One of the complaints filed in the Maine matter says Trump “engaged in insurrection” against the US Constitution and “is now ineligible to hold any office, civil or military, under the United States.”

The complaint adds that because “Trump is not eligible to hold the office of President of the United States, his declaration is false, and his consent and primary petitions are void.”

Advocates allege that Trump incited the Jan. 6, 2021 insurrection at the US Capitol and allowed the violence to rage for hours. He faces a separate criminal indictment for his alleged role in the insurrection, one of four criminal cases he currently faces. Trump has denied all wrongdoing and decried the various proceedings against him as a political witch hunt.

“Despite knowing the risk of violence and that the crowd was angry and armed, Trump incited violence [in a pre-insurrection speech] both explicitly and implicitly,” the Maine complaint says. “He repeatedly called out [then-Vice President Mike] Pence, told the crowd to ‘fight like hell’ and used other variations of ‘fight’ 20 times, repeatedly insisted that ‘we’ (including the agitated crowd) could not let the certification [of Joe Biden’s victory] happen, and promised that he would march with them to the Capitol.”

Trump is “ineligible to hold any office under the United States, least of all the office of President,” the complaint concludes.

Lawyers for Trump objected to the hearing, arguing that state election officials have minimal jurisdiction in determining candidate qualifications and even less in interpreting the insurrection clause, Maine Public Radio reported.

Bellows’s ruling will likely be appealed regardless of how she decides, the radio station reported, setting up a potential battle in the courts.

Elsewhere, courts in Michigan and Minnesota have refused to order that Trump be removed from primary election ballots, either because Congress has failed to speak on the matter or because the decision to place nominees on the ballot is up to political parties, not courts.

An effort to keep Trump off the ballot in New Hampshire failed in October. The plaintiff, John Anthony Castro of Texas, had claimed Trump is constitutionally ineligible for the presidency because he aided an insurrection at the US Capitol on Jan. 6, 2021.

But the court said that although Castro, a longshot GOP candidate, had successfully filed to appear on the ballot, he isn’t actually competing with Trump to win the primary and hadn’t established legal standing to bring the lawsuit.

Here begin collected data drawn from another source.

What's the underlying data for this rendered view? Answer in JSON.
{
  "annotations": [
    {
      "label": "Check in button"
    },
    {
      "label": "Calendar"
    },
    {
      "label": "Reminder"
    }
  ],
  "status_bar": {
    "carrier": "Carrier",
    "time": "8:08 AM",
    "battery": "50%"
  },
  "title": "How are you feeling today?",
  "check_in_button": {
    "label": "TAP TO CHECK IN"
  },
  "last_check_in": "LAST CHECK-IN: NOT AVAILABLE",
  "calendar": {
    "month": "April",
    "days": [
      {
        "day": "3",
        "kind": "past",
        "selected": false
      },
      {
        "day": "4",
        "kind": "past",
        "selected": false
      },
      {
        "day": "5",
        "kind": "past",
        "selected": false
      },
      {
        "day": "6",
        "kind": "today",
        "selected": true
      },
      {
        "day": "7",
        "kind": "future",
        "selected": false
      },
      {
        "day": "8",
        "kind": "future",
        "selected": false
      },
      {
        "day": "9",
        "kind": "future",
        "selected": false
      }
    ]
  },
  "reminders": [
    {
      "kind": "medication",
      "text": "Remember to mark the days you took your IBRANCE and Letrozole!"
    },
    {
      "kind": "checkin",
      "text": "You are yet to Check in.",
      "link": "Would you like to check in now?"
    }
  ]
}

“The evidence shows that Castro has not campaigned in New Hampshire or elsewhere. Castro has not provided any evidence suggesting that he has voters or contributors in New Hampshire or elsewhere, or that he will benefit from voter or contributor defections from Trump to himself,” US District Court Joseph N. Laplante wrote. “To the contrary, he acknowledges that he will not win any delegates in the primary.”